Van der Waals (vdW) forces are crucial for the formation, stability, and function of molecules and materials. At present, ubiquitous vdW interactions are absent from essentially all local-, gradient-corrected, and hybrid functionals of density-functional theory (DFT). Recently we have developed an efficient method to obtain an accurate description of the long-range vdW interactions in terms of adding simple, pair wise C6[n]/R6  terms, where C6[n] is a functional, calculated from either DFT or Hartree-Fock: The so called DFT+vdW [1] and the MP2+ΔvdW [2] approach. In particular the latter has an accuracy close to that of the “gold standard” of quantum chemistry, namely CCSD(T).
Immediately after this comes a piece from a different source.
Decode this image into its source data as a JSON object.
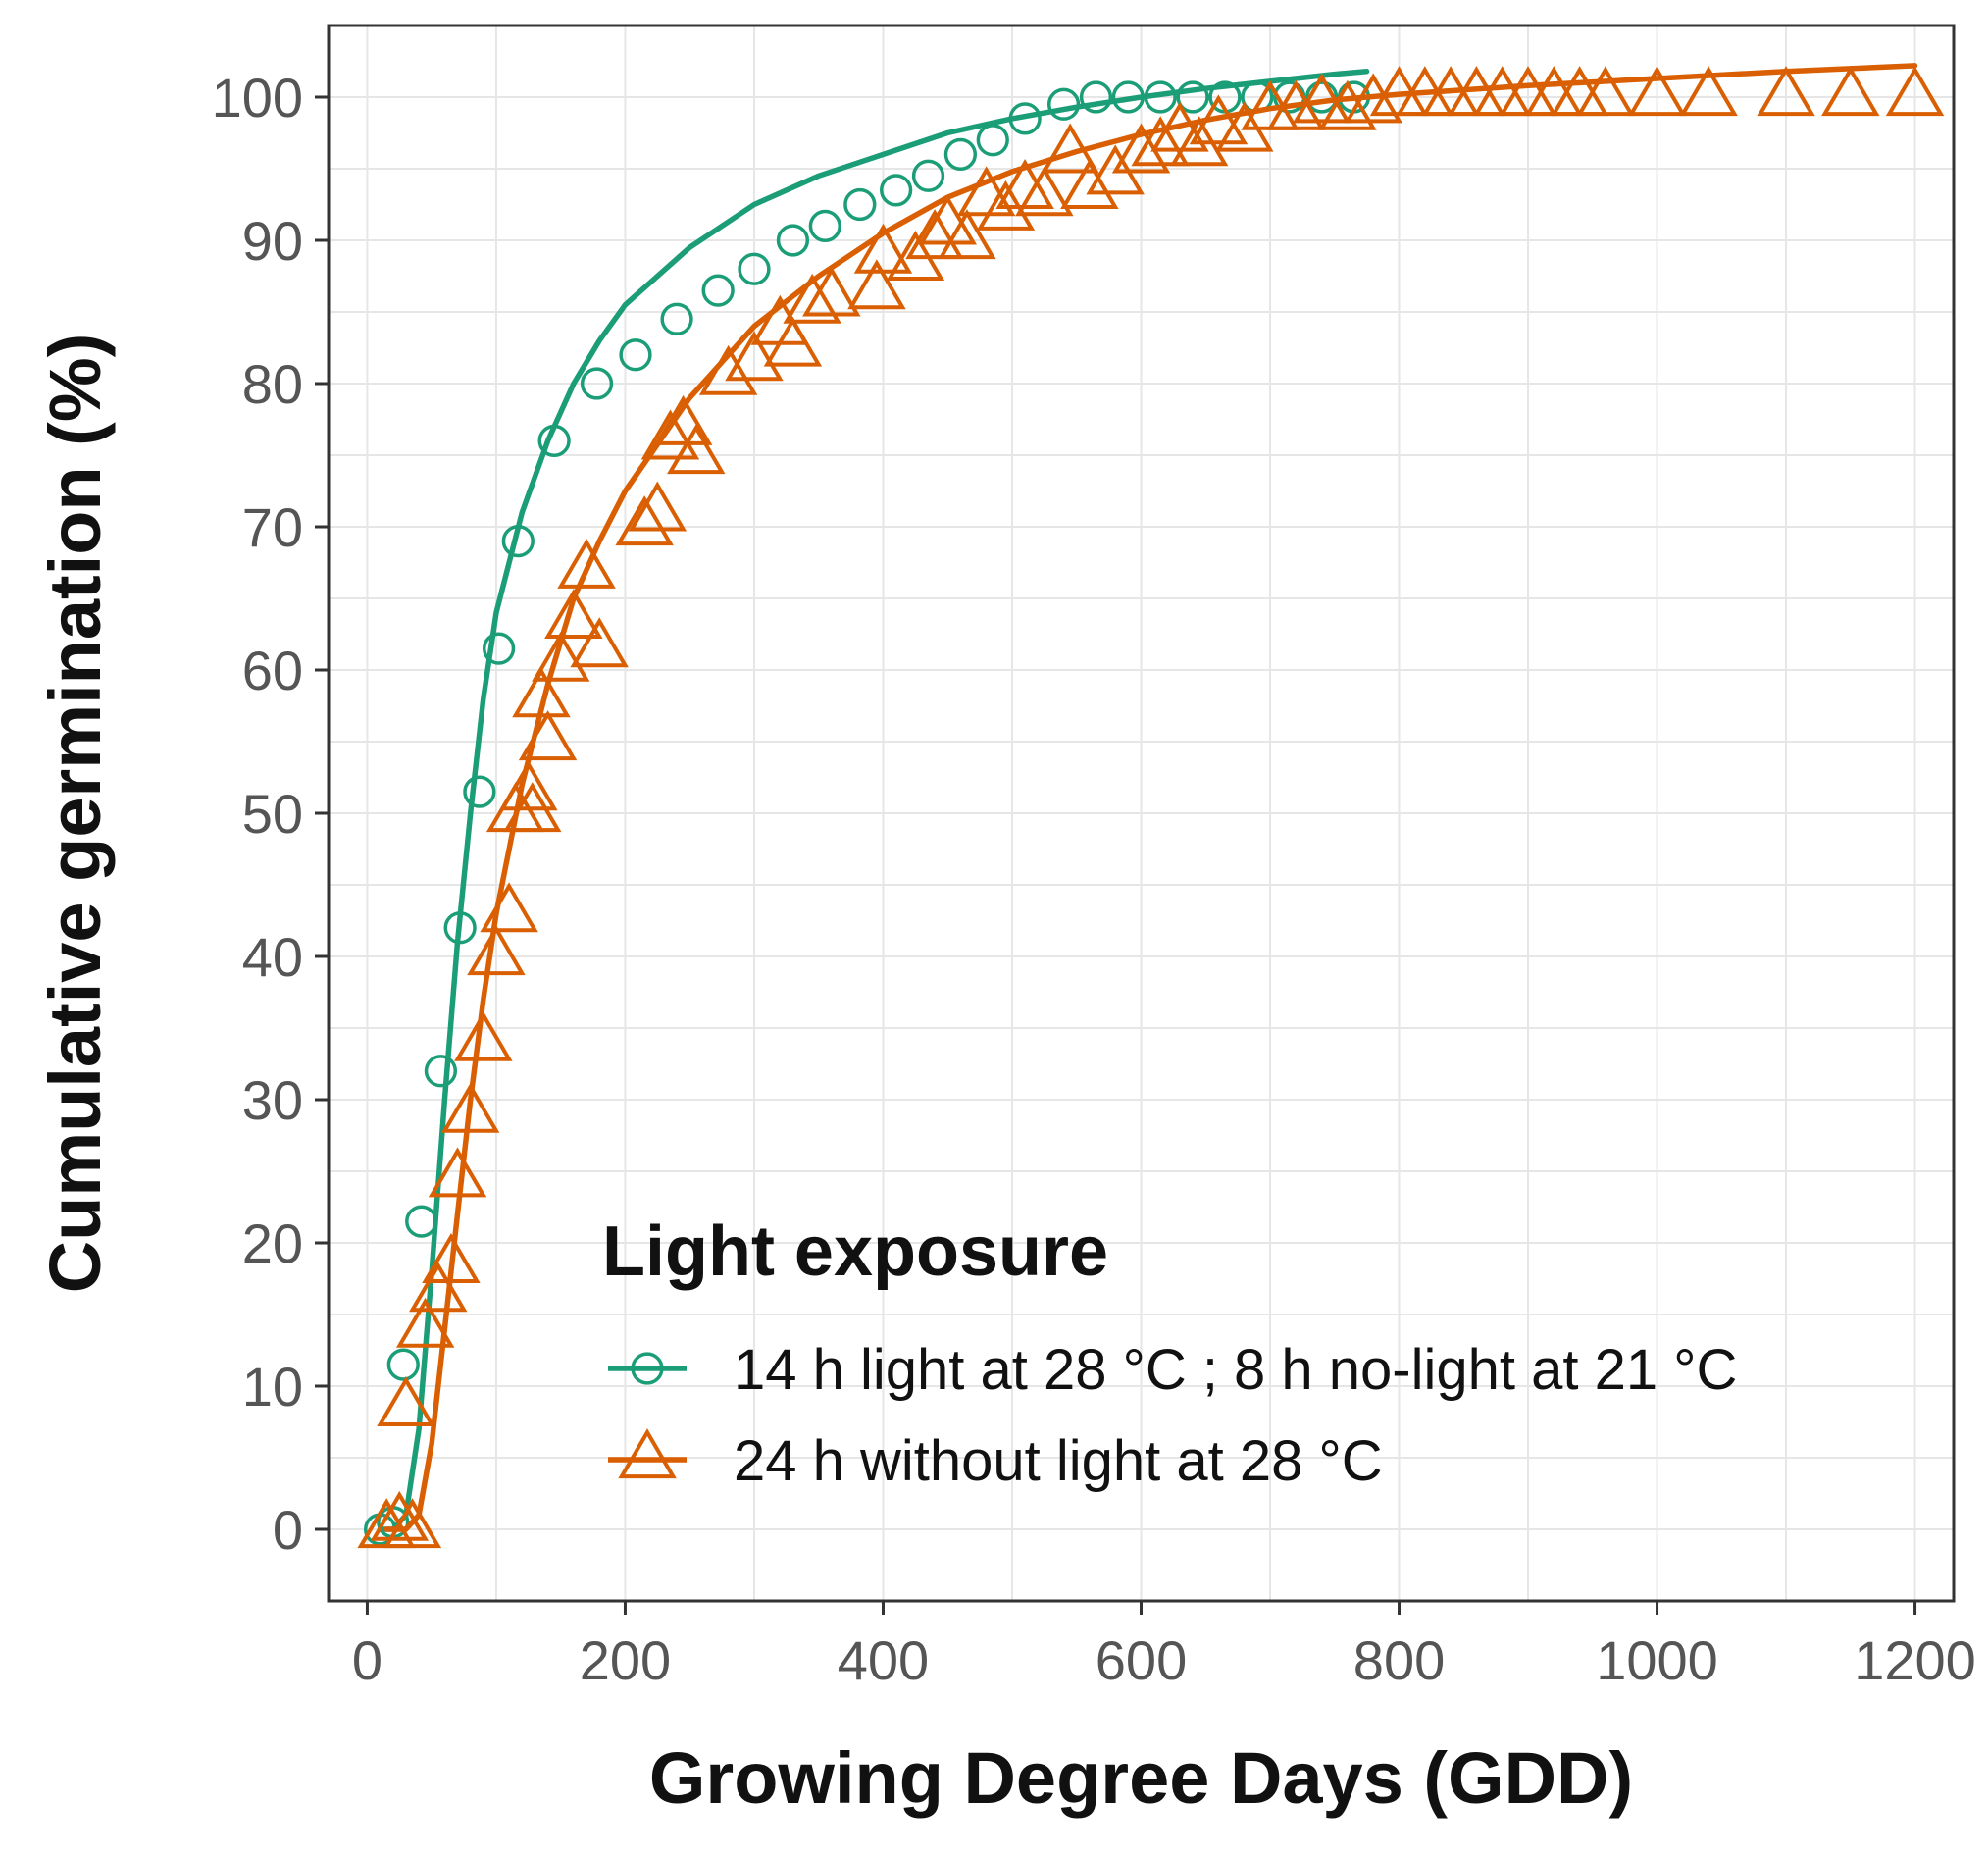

We will briefly sketch the theory, also comparing it to other methodology, as for example Møller-Plesset perturbation theory, the vdW-DF (density functional) [3], and the highest level DFT approach, namely exact exchange plus correlation treated in the random phase approximation (EX+cRPA).

Examples to be discussed include bulk crystals, surfaces, organic/organic and organic/inorganic interfaces, and the unfolding dynamics of polyalanine helices.[4]
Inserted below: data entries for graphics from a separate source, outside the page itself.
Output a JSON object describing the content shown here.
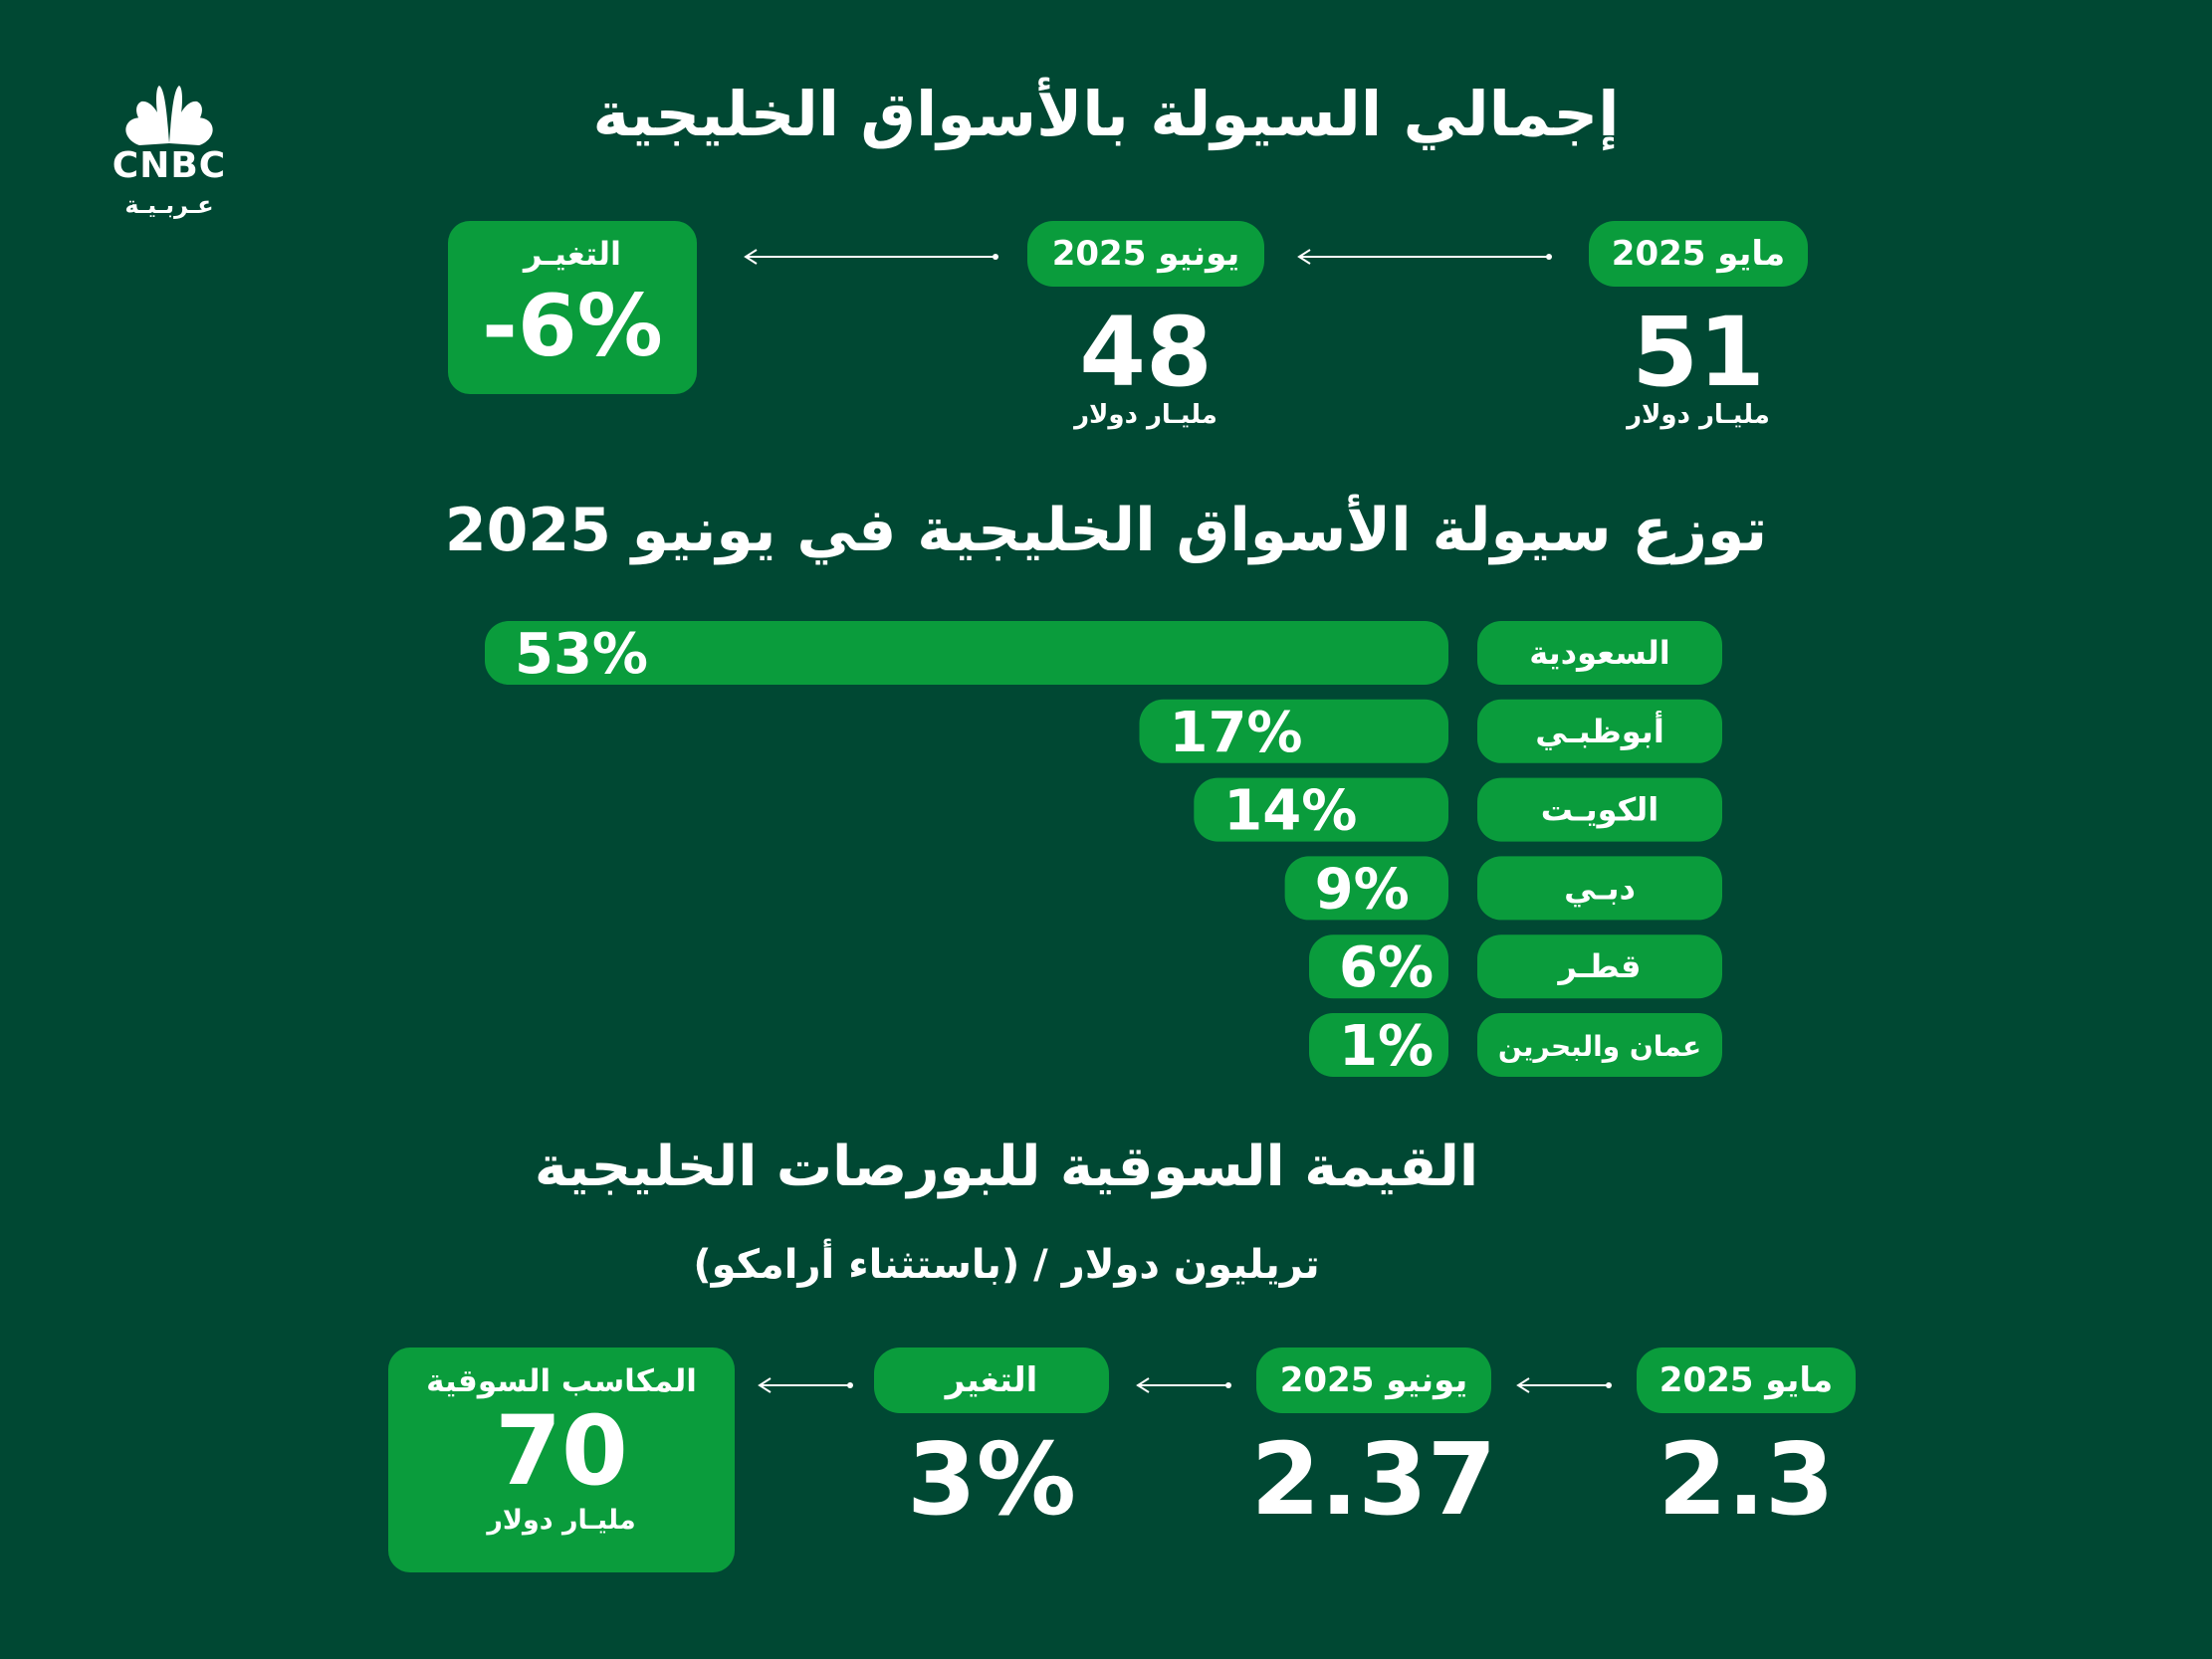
{
  "brand": {
    "logo_text": "CNBC",
    "logo_subtext": "عـربـيـة"
  },
  "section1": {
    "title": "إجمالي السيولة بالأسواق الخليجية",
    "may": {
      "label": "مايو 2025",
      "value": "51",
      "unit": "مليـار دولار"
    },
    "june": {
      "label": "يونيو 2025",
      "value": "48",
      "unit": "مليـار دولار"
    },
    "change": {
      "label": "التغيـر",
      "value": "-6%"
    }
  },
  "chart_data": {
    "type": "bar",
    "title": "توزع سيولة الأسواق الخليجية في يونيو 2025",
    "categories": [
      "السعودية",
      "أبوظبـي",
      "الكويـت",
      "دبـي",
      "قطـر",
      "عمان والبحرين"
    ],
    "values": [
      53,
      17,
      14,
      9,
      6,
      1
    ],
    "value_labels": [
      "53%",
      "17%",
      "14%",
      "9%",
      "6%",
      "1%"
    ],
    "orientation": "horizontal",
    "bar_color": "#0a9c3c"
  },
  "section3": {
    "title": "القيمة السوقية للبورصات الخليجية",
    "subtitle": "(باستثناء أرامكو) / تريليون دولار",
    "may": {
      "label": "مايو 2025",
      "value": "2.3"
    },
    "june": {
      "label": "يونيو 2025",
      "value": "2.37"
    },
    "change": {
      "label": "التغير",
      "value": "3%"
    },
    "gains": {
      "label": "المكاسب السوقية",
      "value": "70",
      "unit": "مليـار دولار"
    }
  },
  "colors": {
    "background": "#004833",
    "accent": "#0a9c3c",
    "text": "#ffffff"
  }
}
In all case it is found that vdW interactions play a noticeable if not crucial role, not just for quantitative values but also for the qualitative behavior.

[1] A. Tkatchenko and M. Scheffler, Phys. Rev. Lett. 102, 073005 (2009).

[2] A. Tkatchenko, et al., J. Chem. Phys. 131, 094106 (2009).

[3] M. Dion, et al., Phys. Rev. Lett. 92, 246401 (2004).

[4] A. Tkatchenko, M. Rossi, V. Blum, J. Ireta, M. Scheffler, to be published.

 

Brief Bio

Matthias Scheffler is director at the Fritz Haber Institute of the Max Planck Society and “Distinguished Visiting Professor for Computational Material Science and Engineering” at the UC Santa Barbara, where he spends about three months per year.

Scheffler’s research focuses on understanding fundamental aspects of physical and chemical properties of surfaces, interfaces, clusters, nanostructures, and bulk based on ab initio electronic-structure theory. Present activities include catalytic reactions at surfaces, atmospheric chemistry, magnetic semiconductors, high-k dielectrics, thermal conductivity, and biophysics. These are multi-scale modeling studies linking first principles electronic structure theory calculations, ab initio molecular dynamics, and methods from thermodynamics and statistical mechanics to enable understanding of meso- and macroscopic phenomena occurring under realistic (T, p) conditions.